Indeed, Martin, citing Delaware law, held that a minority stockholder is considered a controlling stockholder only if it exercises domination through actual control of corporate conduct. Actual control exists only when the stockholder exercises such formidable voting and managerial power that, as a practical matter, it is no differently situated than if it had majority voting control. That power, Martin said, must be so potent that independent directors cannot freely exercise their judgment without fearing retribution.

“That the actual control standard emphasizes the exercise of actual control over the board—an affirmative act by the minority stockholder—and not just the mere possession of power means that an allegation that a minority stockholder has some leverage over the board of directors is not enough.” Martin said.

Martin said that while the other shareholders had alleged that a governance agreement between BAT and Reynolds gave BAT the ability to control the latter’s board, “in fact the exact opposite is true” because the agreement placed several handcuffs on BAT precisely to prevent that. Although BAT had the ability to veto the proposed Lorillard purchase, it did not have the power to make such a purchase happen, and so it was not in the same position it would be in if it owed a majority of the shares.

Not Dead, Just Resting

Justice Robin Hudson authored a lengthy dissent. The three dissenting justices explicitly endorsed the Delaware approach and argued that the shareholders had sufficiently alleged that BAT had such coercive power over the Reynolds board in the Lorillard acquisition that BAT had exercised actual control. Hudson said the shareholders should have been allowed to move forward with their suit.

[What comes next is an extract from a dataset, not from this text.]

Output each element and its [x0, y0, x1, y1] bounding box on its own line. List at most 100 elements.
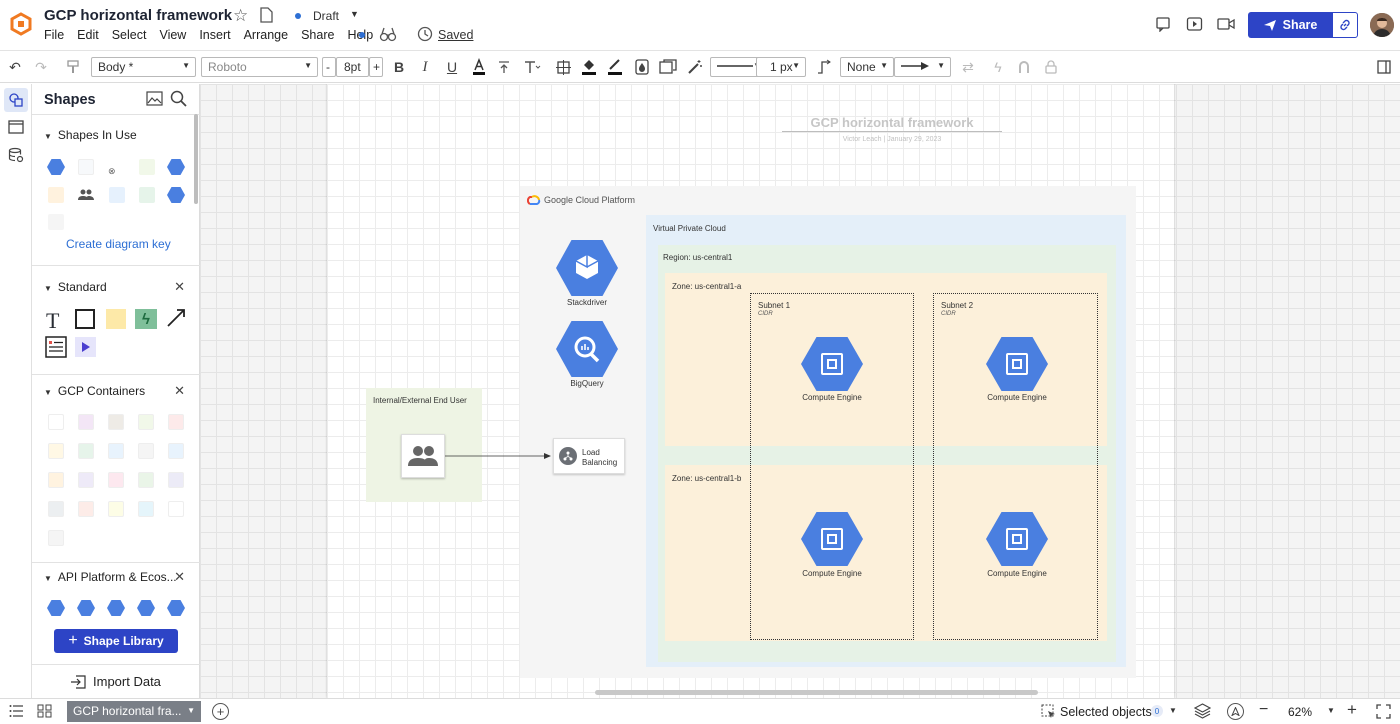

Wester said that it’s quite rare for such shareholder disputes to make it all the way to the Supreme Court, much less for the justices to provide such painstakingly detailed legal analysis for attorneys to chew on.

“I think that the scholarship that both opinions provide will be instructive for cases to come as well as for corporate counsel evaluating governance agreements they either have in place in their companies, or they are preparing. I think it holds that kind of significance,” Wester said.

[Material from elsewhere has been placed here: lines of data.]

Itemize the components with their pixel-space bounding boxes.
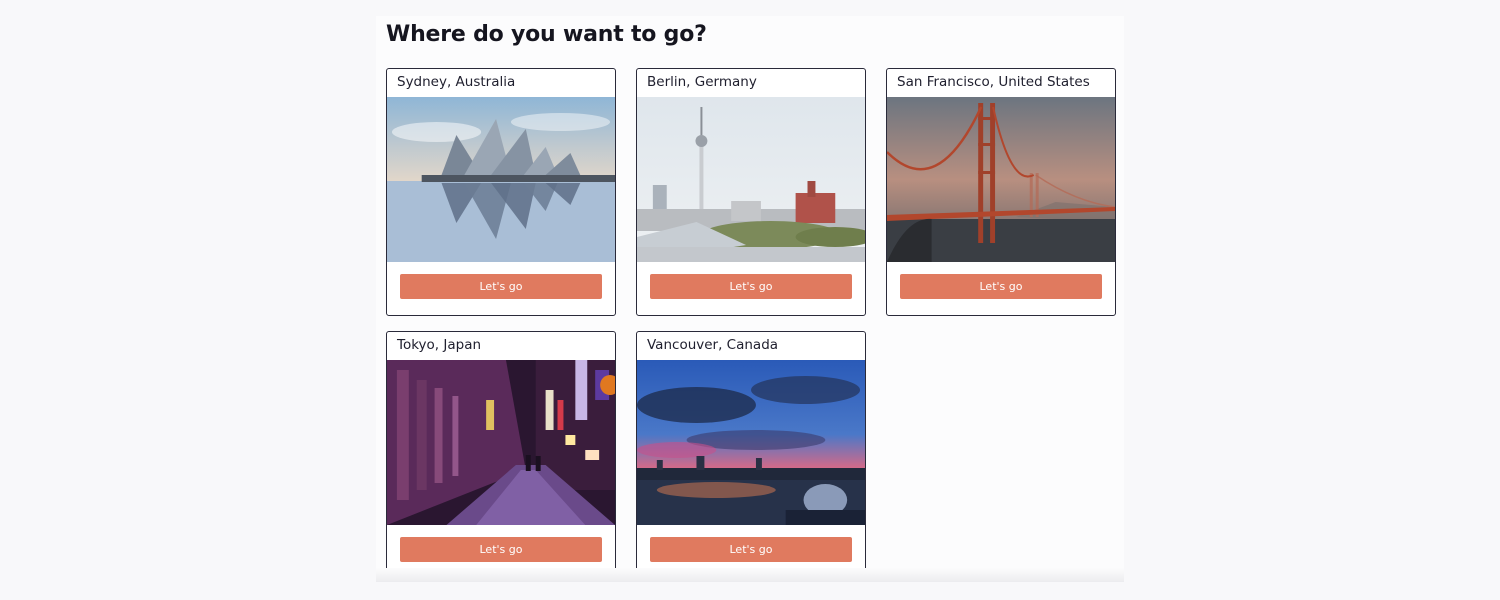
destination-card-san-francisco: San Francisco, United States Let's go — [886, 68, 1116, 316]
destination-card-tokyo: Tokyo, Japan Let's go — [386, 331, 616, 579]
page-title: Where do you want to go? — [386, 22, 707, 47]
destinations-panel: Where do you want to go? Sydney, Austral… — [376, 16, 1124, 582]
panel-bottom-edge — [376, 568, 1124, 582]
sydney-opera-house-image — [387, 97, 615, 262]
destination-card-berlin: Berlin, Germany Let's go — [636, 68, 866, 316]
card-title: Sydney, Australia — [397, 74, 516, 90]
destination-card-vancouver: Vancouver, Canada Let's go — [636, 331, 866, 579]
card-title: Vancouver, Canada — [647, 337, 779, 353]
lets-go-button[interactable]: Let's go — [650, 537, 852, 562]
destination-card-sydney: Sydney, Australia Let's go — [386, 68, 616, 316]
golden-gate-bridge-image — [887, 97, 1115, 262]
lets-go-button[interactable]: Let's go — [400, 274, 602, 299]
card-title: Tokyo, Japan — [397, 337, 482, 353]
berlin-tv-tower-image — [637, 97, 865, 262]
tokyo-night-street-image — [387, 360, 615, 525]
vancouver-sunset-skyline-image — [637, 360, 865, 525]
card-title: Berlin, Germany — [647, 74, 757, 90]
lets-go-button[interactable]: Let's go — [900, 274, 1102, 299]
lets-go-button[interactable]: Let's go — [400, 537, 602, 562]
lets-go-button[interactable]: Let's go — [650, 274, 852, 299]
card-title: San Francisco, United States — [897, 74, 1090, 90]
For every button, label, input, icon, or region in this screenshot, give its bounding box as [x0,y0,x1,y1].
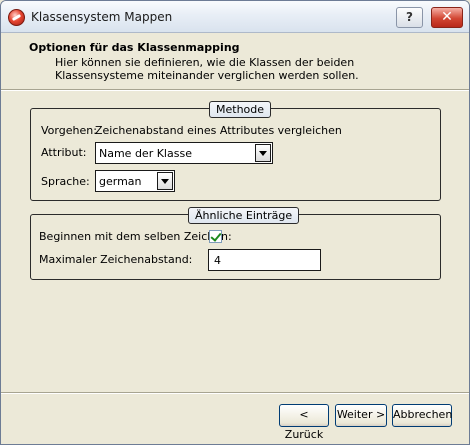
attribut-select[interactable]: Name der Klasse [95,142,273,164]
attribut-selected-value: Name der Klasse [99,147,192,160]
page-description: Hier können sie definieren, wie die Klas… [55,56,359,82]
aehnliche-eintraege-group: Ähnliche Einträge Beginnen mit dem selbe… [30,207,441,280]
dialog-window: Klassensystem Mappen ? ✕ Optionen für da… [0,0,470,445]
help-button[interactable]: ? [396,7,423,28]
vorgehen-label: Vorgehen: [41,124,97,137]
vorgehen-value: Zeichenabstand eines Attributes vergleic… [95,124,342,137]
title-bar[interactable]: Klassensystem Mappen ? ✕ [1,1,469,33]
abstand-input[interactable]: 4 [208,249,321,271]
methode-legend: Methode [209,101,272,118]
chevron-down-icon[interactable] [255,144,271,162]
beginnen-checkbox[interactable] [209,230,222,243]
next-button[interactable]: Weiter > [335,404,387,427]
abstand-value: 4 [214,254,221,267]
chevron-down-icon[interactable] [157,172,173,190]
window-title: Klassensystem Mappen [31,10,173,24]
abstand-label: Maximaler Zeichenabstand: [39,253,193,266]
sprache-select[interactable]: german [95,170,175,192]
beginnen-label: Beginnen mit dem selben Zeichen: [39,230,232,243]
page-title: Optionen für das Klassenmapping [29,41,240,54]
header-divider [1,89,469,91]
sprache-selected-value: german [99,175,142,188]
sprache-label: Sprache: [41,175,90,188]
back-button[interactable]: < Zurück [279,404,329,441]
app-icon [8,9,25,26]
attribut-label: Attribut: [41,146,87,159]
methode-group: Methode Vorgehen: Zeichenabstand eines A… [30,101,441,201]
cancel-button[interactable]: Abbrechen [392,404,452,427]
close-button[interactable]: ✕ [431,7,463,28]
aehnliche-legend: Ähnliche Einträge [188,207,300,224]
footer-divider [1,392,469,394]
wizard-header: Optionen für das Klassenmapping Hier kön… [1,34,469,86]
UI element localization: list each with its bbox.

The court may get a chance to revisit the issue sooner rather than later. Earlier this year the Business Court allowed a breach of fiduciary duty claim against a minority shareholder to move forward based on the Court of Appeals’ now-reversed ruling.

In another part of the ruling, the justices ruled for the first time that a stockholder can bring a direct claim for voting power dilution in North Carolina. Again drawing on Delaware law, the court ruled that the plaintiffs had standing to bring their suit directly against BAT rather than having to file a derivative claim.